SS – Sim, já está no prelo. Intitula-se Sua lei – salvação e tolerância no mundo atlântico ibérico. É sobre pessoas que, enquanto os padres diziam que a salvação só era possível dentro da Igreja, tinham idéias próprias sobre religião, sobre o corpo, sobre o sexo. Descobri isso pesquisando documentos da Inquisição em Portugal. No final, chegando ao século XVIII, essas idéias começam a crescer, e pessoas aqui no Brasil começaram a pensar em liberdade de consciência: “Eu quero pensar o que quero e pronto”. Afinal, essas idéias ligaram-se às idéias de liberdade política, que era a grande ameaça ao Estado e ao altar.

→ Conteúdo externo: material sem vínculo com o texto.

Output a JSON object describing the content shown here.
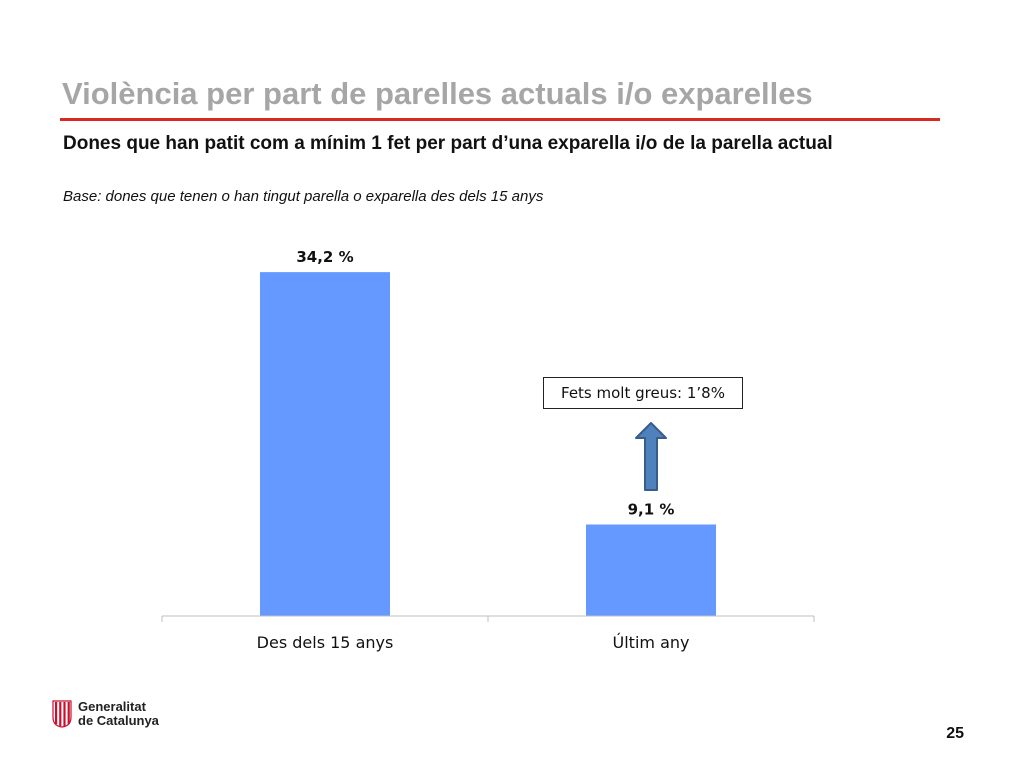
{
  "slide": {
    "title": "Violència per part de parelles actuals i/o exparelles",
    "subtitle": "Dones que han patit com a mínim 1 fet per part d’una exparella i/o de la parella actual",
    "base_note": "Base: dones que tenen o  han tingut parella o exparella des dels 15 anys",
    "callout": "Fets molt greus: 1’8%",
    "logo_line1": "Generalitat",
    "logo_line2": "de Catalunya",
    "page_number": "25"
  },
  "colors": {
    "title": "#a6a6a6",
    "title_rule": "#d42a20",
    "bar": "#6699ff",
    "arrow_fill": "#4f81bd",
    "arrow_stroke": "#385d8a"
  },
  "chart_data": {
    "type": "bar",
    "categories": [
      "Des dels 15 anys",
      "Últim any"
    ],
    "values": [
      34.2,
      9.1
    ],
    "data_labels": [
      "34,2 %",
      "9,1 %"
    ],
    "title": "",
    "xlabel": "",
    "ylabel": "",
    "ylim": [
      0,
      36
    ],
    "grid": false
  }
}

RH – Era o pensamento radical da época...
SS – Radical, muito radical. E o mais interessante, para mim, é que isso não vinha de cima para baixo, não era idéia de humanistas, de um Erasmo, por exemplo, de um Locke ou de um Voltaire. Os dissidentes eram alfaiates, ferreiros, pessoas que podiam até saber ler e escrever mas não tinham formação universitária nem teológica. Chegavam a essas conclusões só pelo raciocínio. Não viam sentido na idéia de que o Deus misericordioso apregoado pela religião oficial pudesse mandar tanta gente para a fogueira.
RH – A tolerância de que o Sr. fala no livro se refletiu aqui, no momento em que o Estado brasileiro se organizava?
SS – Apesar do título, meu livro não é um argumento de que se tratava de uma sociedade tolerante. Pelo contrário, toda a força do governo e da Igreja era contra a tolerância. Mas, mesmo assim, o impressionante é que existiam essas idéias de tolerância, e que elas, talvez, abriram a mentalidade dos colonos que chegaram aqui, no sentido de considerar que, além do que a Igreja pregava, havia outras maneiras de chegar ao sobrenatural.
RH – Parece que ainda hoje é assim...
SS – Ah, sim... Quando eu vivia na Bahia, presenciei um caso bem interessante. Aconteceu numa repartição pública. Entrei numa sala e estava tudo desarrumado, cheia de papéis pelo chão. “Pô, que horrível isso aqui, tudo sujo, o que está acontecendo?” Aí uma amiga explicou: “É que a encarregada da limpeza às vezes não aparece, mas ninguém mexe com ela, porque ela é mãe-de-santo”. Isso não é tolerância?
RH – O Sr. continua dando aulas sobre o Brasil no seu país?
SS – Dou um curso em Yale sobre o Brasil. Um curso rápido: toda a história do Brasil, de 1500 até o presente, em um semestre! [risos]. Acho que a responsabilidade de cada geração de historiadores é fazer a próxima geração melhor, em termos de metodologia, conhecimento, produção etc. A medida do sucesso da minha carreira não é simplesmente a minha produção, mas a produção da próxima geração de historiadores.
RH – Depois de tanto tempo e tantas mudanças, o Brasil continua a lhe fascinar?
SS – Cada vez mais. Na primeira aula, projeto sempre dez minutos de Orfeu negro, com aqueles morros do Rio de Janeiro, aquele papagaio cantando Tristeza não tem fim. Meus alunos gostam muito, o que não me surpreende. Como alguém pode não gostar de um país como este?
Publicado no site da Revista de História da Biblioteca Nacional em 2007.